Ranch Group Cautions that Voluntary Labeling Dilutes Efforts to Fully Restore Mandatory COOL for Beef

Wed, 30 Oct 2019 08:00:49 CDT

Ranch Group Cautions that Voluntary Labeling Dilutes Efforts to Fully Restore Mandatory COOL for Beef    

In their 2017 country-of-origin labeling (COOL) lawsuit filed against the U.S. Department of Agriculture (USDA), R-CALF USA and the Cattle Producers of Washington alleged the agency's COOL regulations for imported beef were inconsistent with the long-standing Tariff Act of 1930. The Tariff Act requires imported beef sold in the United States to retain its foreign country-of-origin label to the consumer, such as "Product of Uruguay," unless the beef is substantially transformed in the United States after importation and before sale to consumers.

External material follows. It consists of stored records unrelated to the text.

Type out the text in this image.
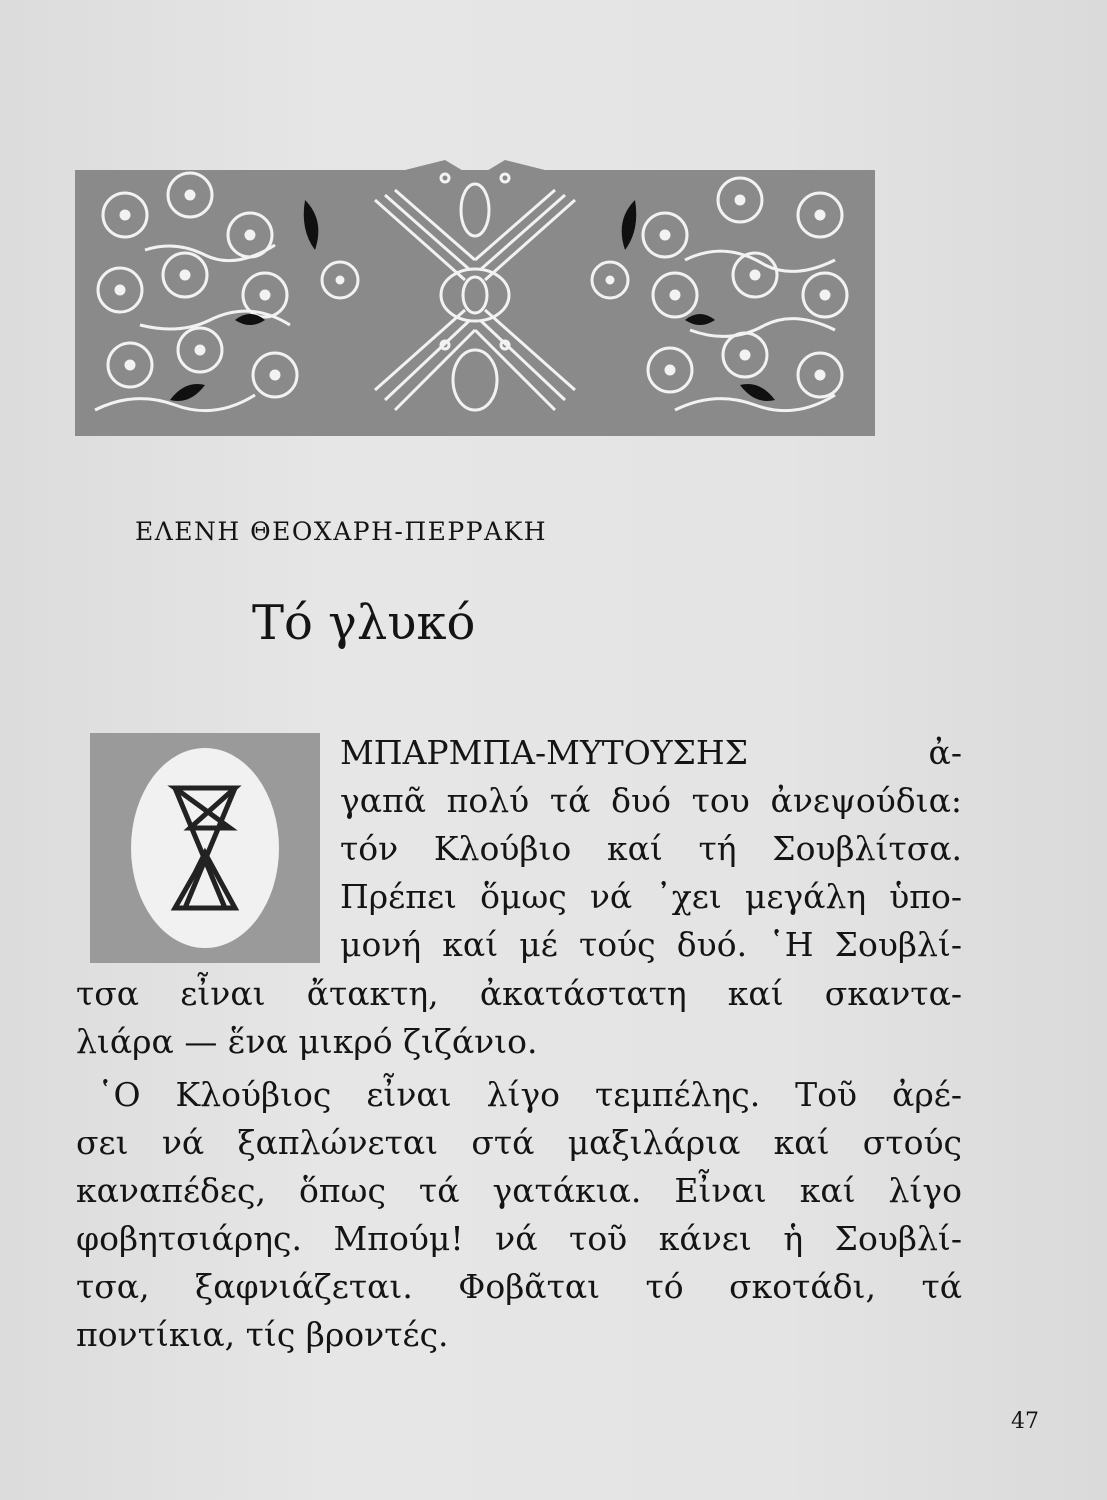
ΕΛΕΝΗ ΘΕΟΧΑΡΗ-ΠΕΡΡΑΚΗ
Τό γλυκό
Ο ΜΠΑΡΜΠΑ-ΜΥΤΟΥΣΗΣ ἀ-
γαπᾶ πολύ τά δυό του ἀνεψούδια:
τόν Κλούβιο καί τή Σουβλίτσα.
Πρέπει ὅμως νά ᾽χει μεγάλη ὑπο-
μονή καί μέ τούς δυό. ῾Η Σουβλί-
τσα εἶναι ἄτακτη, ἀκατάστατη καί σκαντα-
λιάρα — ἕνα μικρό ζιζάνιο.
῾Ο Κλούβιος εἶναι λίγο τεμπέλης. Τοῦ ἀρέ-
σει νά ξαπλώνεται στά μαξιλάρια καί στούς
καναπέδες, ὅπως τά γατάκια. Εἶναι καί λίγο
φοβητσιάρης. Μπούμ! νά τοῦ κάνει ἡ Σουβλί-
τσα, ξαφνιάζεται. Φοβᾶται τό σκοτάδι, τά
ποντίκια, τίς βροντές.
47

According to R-CALF USA, however, when the USDA wrote its regulation known as the 1989 Foreign Products Rule, it conveniently omitted the substantial transformation standard. As a result, the USDA determined it has the authority to allow imported beef to be mislabeled as a USA product if it is subject to even minimal processing, such as unwrapping and rewrapping.

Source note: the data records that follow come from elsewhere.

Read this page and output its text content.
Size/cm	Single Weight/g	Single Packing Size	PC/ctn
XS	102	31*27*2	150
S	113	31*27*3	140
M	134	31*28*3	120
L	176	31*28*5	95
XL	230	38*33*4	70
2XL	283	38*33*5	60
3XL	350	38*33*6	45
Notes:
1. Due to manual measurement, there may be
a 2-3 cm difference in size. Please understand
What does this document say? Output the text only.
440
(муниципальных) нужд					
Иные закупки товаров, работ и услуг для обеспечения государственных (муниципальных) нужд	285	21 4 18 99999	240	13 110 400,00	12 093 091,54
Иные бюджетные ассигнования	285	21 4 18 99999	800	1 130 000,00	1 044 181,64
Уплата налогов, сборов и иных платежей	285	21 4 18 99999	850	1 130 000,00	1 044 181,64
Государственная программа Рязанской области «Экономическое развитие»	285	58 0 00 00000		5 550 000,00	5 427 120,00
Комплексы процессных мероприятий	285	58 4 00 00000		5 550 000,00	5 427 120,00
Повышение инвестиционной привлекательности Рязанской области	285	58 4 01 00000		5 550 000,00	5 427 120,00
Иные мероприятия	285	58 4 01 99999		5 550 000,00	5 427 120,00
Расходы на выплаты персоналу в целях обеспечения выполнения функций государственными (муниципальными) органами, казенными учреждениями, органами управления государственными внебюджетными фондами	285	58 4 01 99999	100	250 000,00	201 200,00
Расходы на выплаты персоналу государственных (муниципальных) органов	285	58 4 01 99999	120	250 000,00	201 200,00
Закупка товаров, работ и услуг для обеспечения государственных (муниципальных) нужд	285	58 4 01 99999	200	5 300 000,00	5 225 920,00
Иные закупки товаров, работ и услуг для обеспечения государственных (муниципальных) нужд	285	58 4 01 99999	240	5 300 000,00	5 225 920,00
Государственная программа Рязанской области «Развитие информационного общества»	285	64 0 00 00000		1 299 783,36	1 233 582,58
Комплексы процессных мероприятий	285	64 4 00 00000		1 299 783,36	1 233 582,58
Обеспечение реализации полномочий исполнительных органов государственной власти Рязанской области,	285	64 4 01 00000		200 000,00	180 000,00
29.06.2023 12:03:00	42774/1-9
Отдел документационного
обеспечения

Based on its interpretation of the 1989 Foreign Products Rule, the USDA Food Safety and Inspection Service (FSIS) issued its Food Standards and Labeling Policy Book that currently allows the mislabeling of foreign beef even when no substantial transformation occurs.

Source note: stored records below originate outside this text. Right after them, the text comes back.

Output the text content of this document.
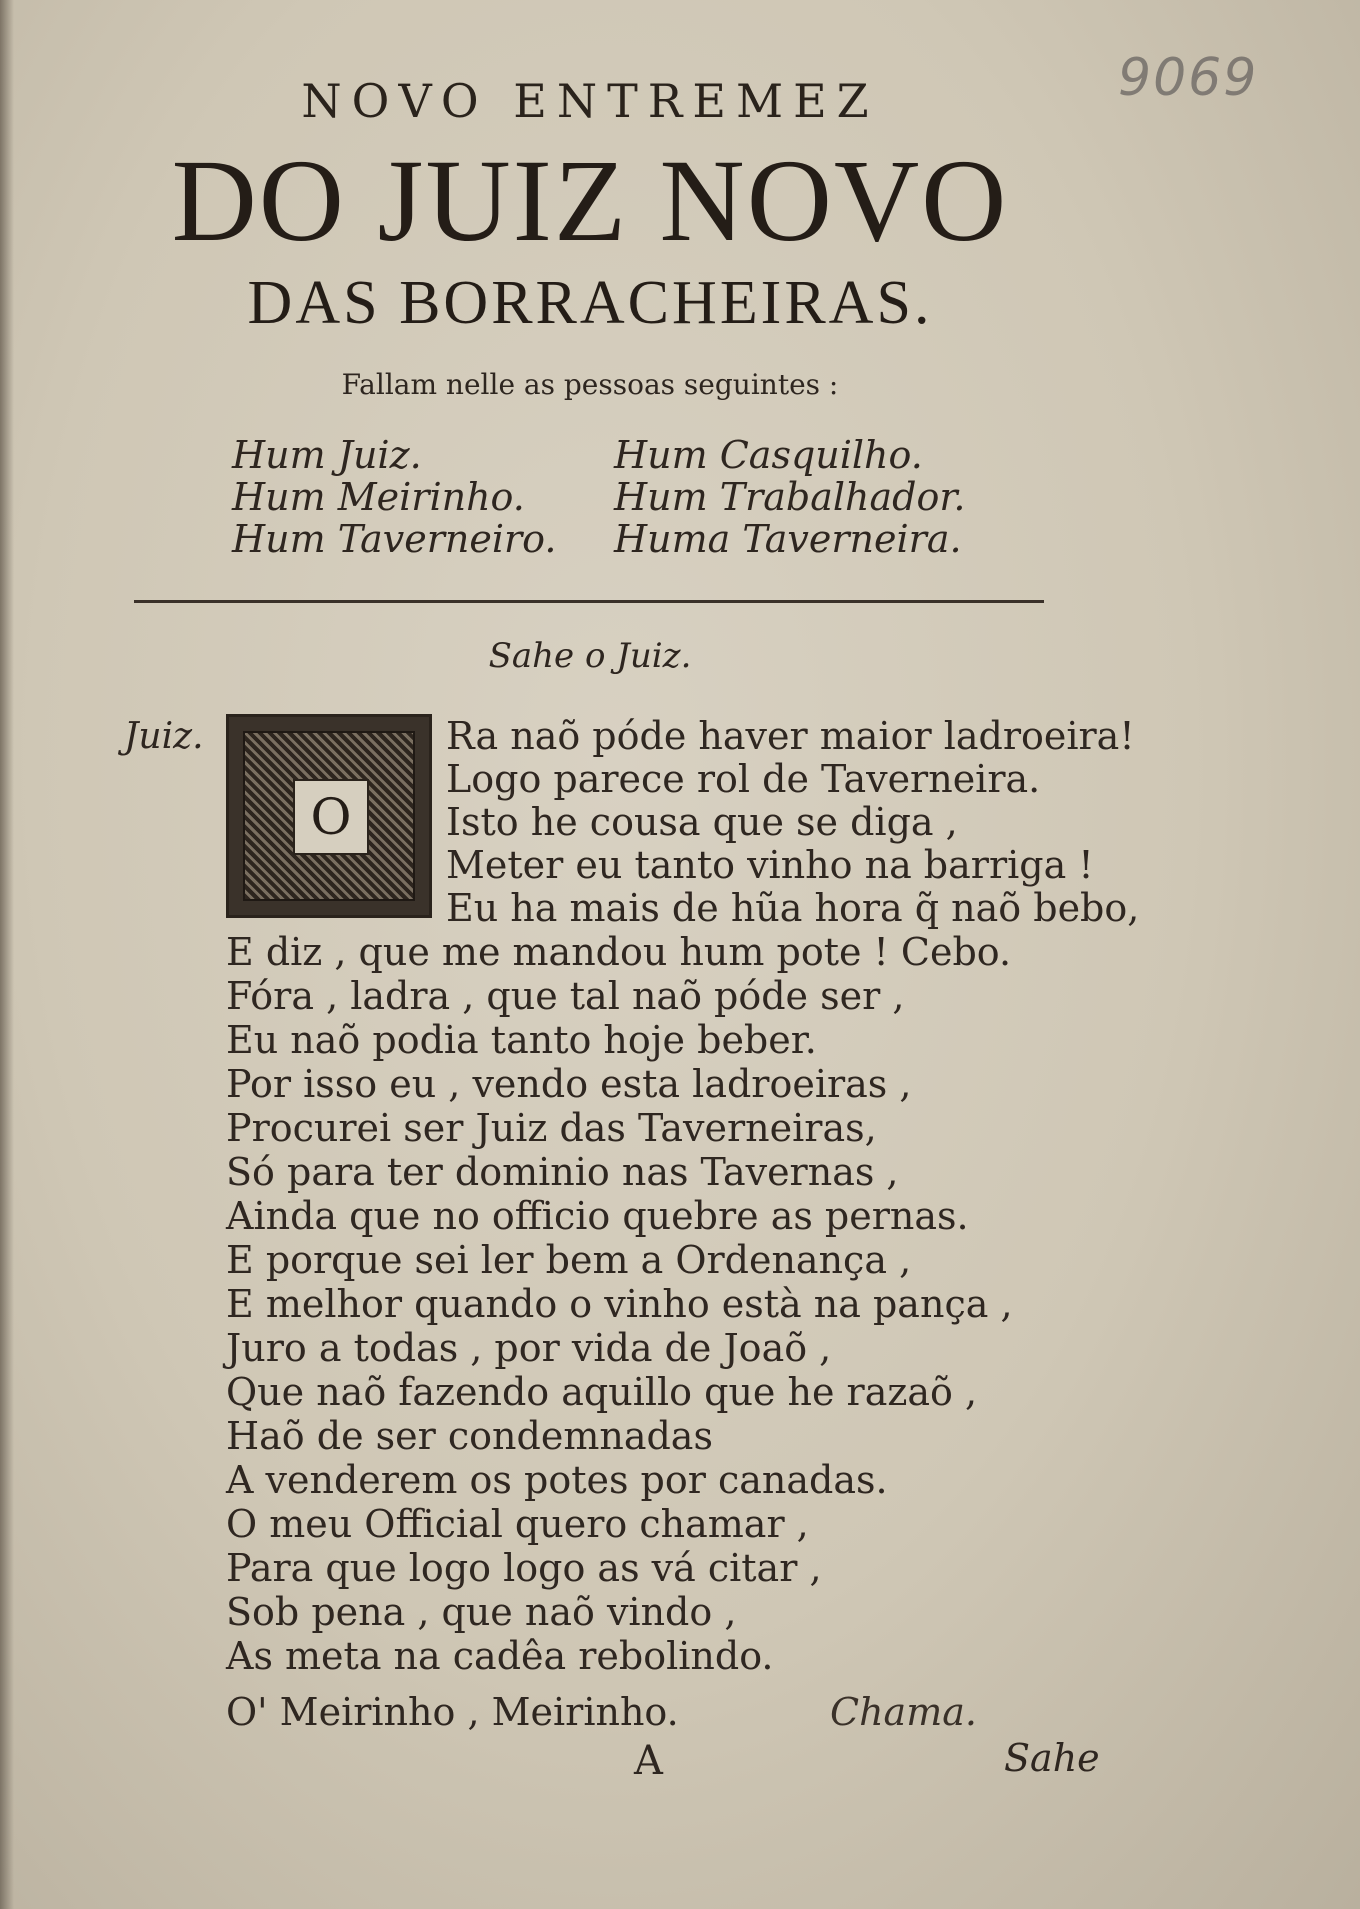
9069
NOVO ENTREMEZ
DO JUIZ NOVO
DAS BORRACHEIRAS.
Fallam nelle as pessoas seguintes :
Hum Juiz.
Hum Meirinho.
Hum Taverneiro.
Hum Casquilho.
Hum Trabalhador.
Huma Taverneira.
Sahe o Juiz.
Juiz.
O
Ra naõ póde haver maior ladroeira!
Logo parece rol de Taverneira.
Isto he cousa que se diga ,
Meter eu tanto vinho na barriga !
Eu ha mais de hũa hora q̃ naõ bebo,
E diz , que me mandou hum pote ! Cebo.
Fóra , ladra , que tal naõ póde ser ,
Eu naõ podia tanto hoje beber.
Por isso eu , vendo esta ladroeiras ,
Procurei ser Juiz das Taverneiras,
Só para ter dominio nas Tavernas ,
Ainda que no officio quebre as pernas.
E porque sei ler bem a Ordenança ,
E melhor quando o vinho està na pança ,
Juro a todas , por vida de Joaõ ,
Que naõ fazendo aquillo que he razaõ ,
Haõ de ser condemnadas
A venderem os potes por canadas.
O meu Official quero chamar ,
Para que logo logo as vá citar ,
Sob pena , que naõ vindo ,
As meta na cadêa rebolindo.
O' Meirinho , Meirinho.	Chama.
A	Sahe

According to R-CALF USA CEO Bill Bullard, "Merely correcting the USDA's inappropriate standard for determining what beef is eligible for a "Product of USA" label will not restore the level of product differentiation that United States cattle producers need to distinguish their superior beef product from foreign beef products in the marketplace.

"For that they need full restoration of mandatory Country-of-Origin Labeling (mCOOL), and nothing less," he said.

The mCOOL law passed in 2002 sent the 1989 Foreign Products Rule into hibernation for over a decade. The mCOOL law superseded the old rule by requiring imported beef to retain its foreign label through retail sale, meaning all the way to the consumer. It also required all beef processed in the U.S. to be labeled as to where the cattle were born, raised, and slaughtered.

The mCOOL law, therefore, prevented meat merely packaged in the U.S. from being labeled "Made in the USA" and "Product of the USA," and ensured that imported beef would be labeled "Product of Uruguay," "Product of Australia" or the like. Importantly, for beef slaughtered in the U.S., general origin labels were replaced with the more accurate labels denoting where the beef had been born, raised, and slaughtered. For example: "Born, Raised, and Slaughtered in the United States," or "Born in Mexico, Raised and Slaughtered in the United States."

Bullard said the mCOOL law provided the level of product differentiation that U.S. cattle producers need to effectively compete against cheaper foreign beef by:
requiring all packers to inform retailers and consumers as to where beef from cattle slaughtered in the United States was born, raised, and slaughtered.
requiring all imported beef to retain its foreign label through retail sale.

"Without these two important elements, U.S. producers will not be able to effectively compete against imported beef," he said.

Bullard said efforts focused only on fixing the interpretation of the 1989 Foreign Products Rule by establishing a voluntary U.S. label for products born, raised, and slaughtered in the United States fall well short of what the U.S. cattle industry needs to effectively compete against imports of both beef and cattle.
                                                     
"The first insurmountable problem with such an effort is that it establishes a voluntary labeling regime for big meatpackers who have clearly signaled they don't want to differentiate products based on origin.

"The second problem is that it does not require any of the three billion pounds of annually imported beef or the beef from the two million head of imported cattle each year to be labeled as to origin.

"The third problem, and perhaps the most important, is that it redirects the industry's limited resources away from efforts to fully restore mCOOL and may permanently prevent our industry from fully restoring mCOOL for beef."

Bullard said the sudden push to address only the FSIS standard for authorizing voluntary labeling is a classic strategy of divide and conquer.

"R-CALF USA will not be distracted by such an effort and remains steadfast in its strategy to build support for legislation, either stand-alone or within the ongoing USMCA (U.S.-Mexico-Canada Agreement), to fully restore mCOOL for beef, and we'll stop at nothing less," he concluded.